As widespread as centralised financial institutions are, there are still big gaps in accessibility. The majority of the world owns a smartphone and has access to the internet, but many countries still struggle with providing reliable banking accessibility and financial stability or accountability.

Comparatively, decentralised finance describes a new type of financial system that is distributed and built on the foundational open source networks of Bitcoin and Ethereum, offering many improvements to current financial systems found across the globe. With no central point of control and no intermediaries, these systems are unlikely to be affected by manipulation, fraud or other issues; yet still powerful and far-reaching enough to maintain the capabilities needed for financial transactions to take place reliably and transparently.

Decentralised finance: The impact

The biggest impact from decentralised finance will be felt by underbanked communities, or communities facing financial upheaval. With an internet connection and smart device being the only requirements (thus far), these individuals can easily gain access to a global financial trading market, and manage their own transactions. More importantly, these systems are also censorship resistant and publicly auditable, suitable for the prevention of corruption and manipulation as an added measure of security.
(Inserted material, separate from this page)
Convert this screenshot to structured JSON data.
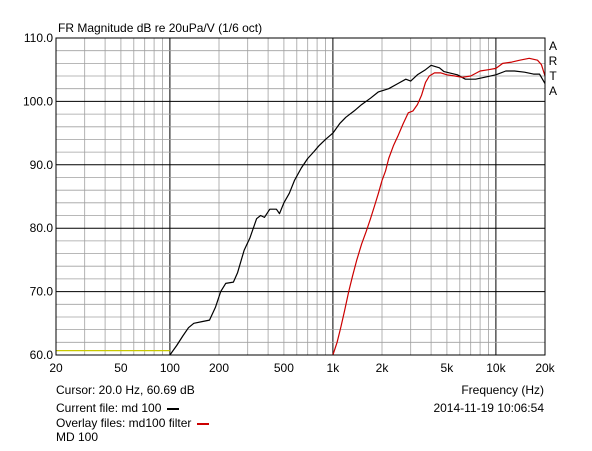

By the end of 2018, the total amount of internet users reached an estimated 3.9 billion, with digital banking reaching around 2 billion at the same time,  an indicator of the increasingly technological nature of finance and key to the development of DeFi systems. This type of connectivity and accessibility is the game-changer for fintech and DeFi solutions. Combining all these factors with the convenience of these systems, decentralisation is democratising finance.

Decentralising lending

DeFi is also grabbing attention in another area: lending. Using permissionless public blockchains, loans can be granted on decentralised systems, and could even be granted across borders using smart contract technology. Smart contracts are programmable auto-executing digital contracts which execute agreed upon terms and can be applied to assets. Via this method, lenders will soon be able to match with financiers technologically, and have their loan executed on the blockchain.  Multiple examples of this currently exist on the Ethereum blockchain, with no intermediaries needed to conduct the process. At present, the majority of decentralised lending platforms are based on collateralised borrowing, where borrowers must put up collateral of greater value than the value of their borrow before a loan is granted.

Scaling for success

This potential doesn’t mean that the adoption of decentralised finance systems will be seamless. Centralised finance institutions are capable of processing enormous amounts of transactions per second, which decentralised systems have yet to replicate successfully. In order to keep up with that type of demand, DeFi developers have started creating scaling solutions such as the Lightning Network which adds a second “layer” onto the Bitcoin or Ethereum blockchain that works by minimising the amount of transactions taking place on the blockchain by opening a dedicated private “channel” between two users wanting to transact, until an agreement is met to close the channel. If the technology is implemented, transaction times are set to increase to close to a million transactions per second.

Is it likely that decentralisation will completely replace centralisation in finance? Yes and no. Centralised finance has until now come across as the most trustworthy option, but is also affected by a multitude of issues causing increasing public disenchantment. Decentralisation offers a new promise, but has yet to reach the realm of necessary operating capacity to totally replace existing infrastructure. What is more likely is that a hybrid of both systems will be the future of finance, offering the best of both worlds to end-users.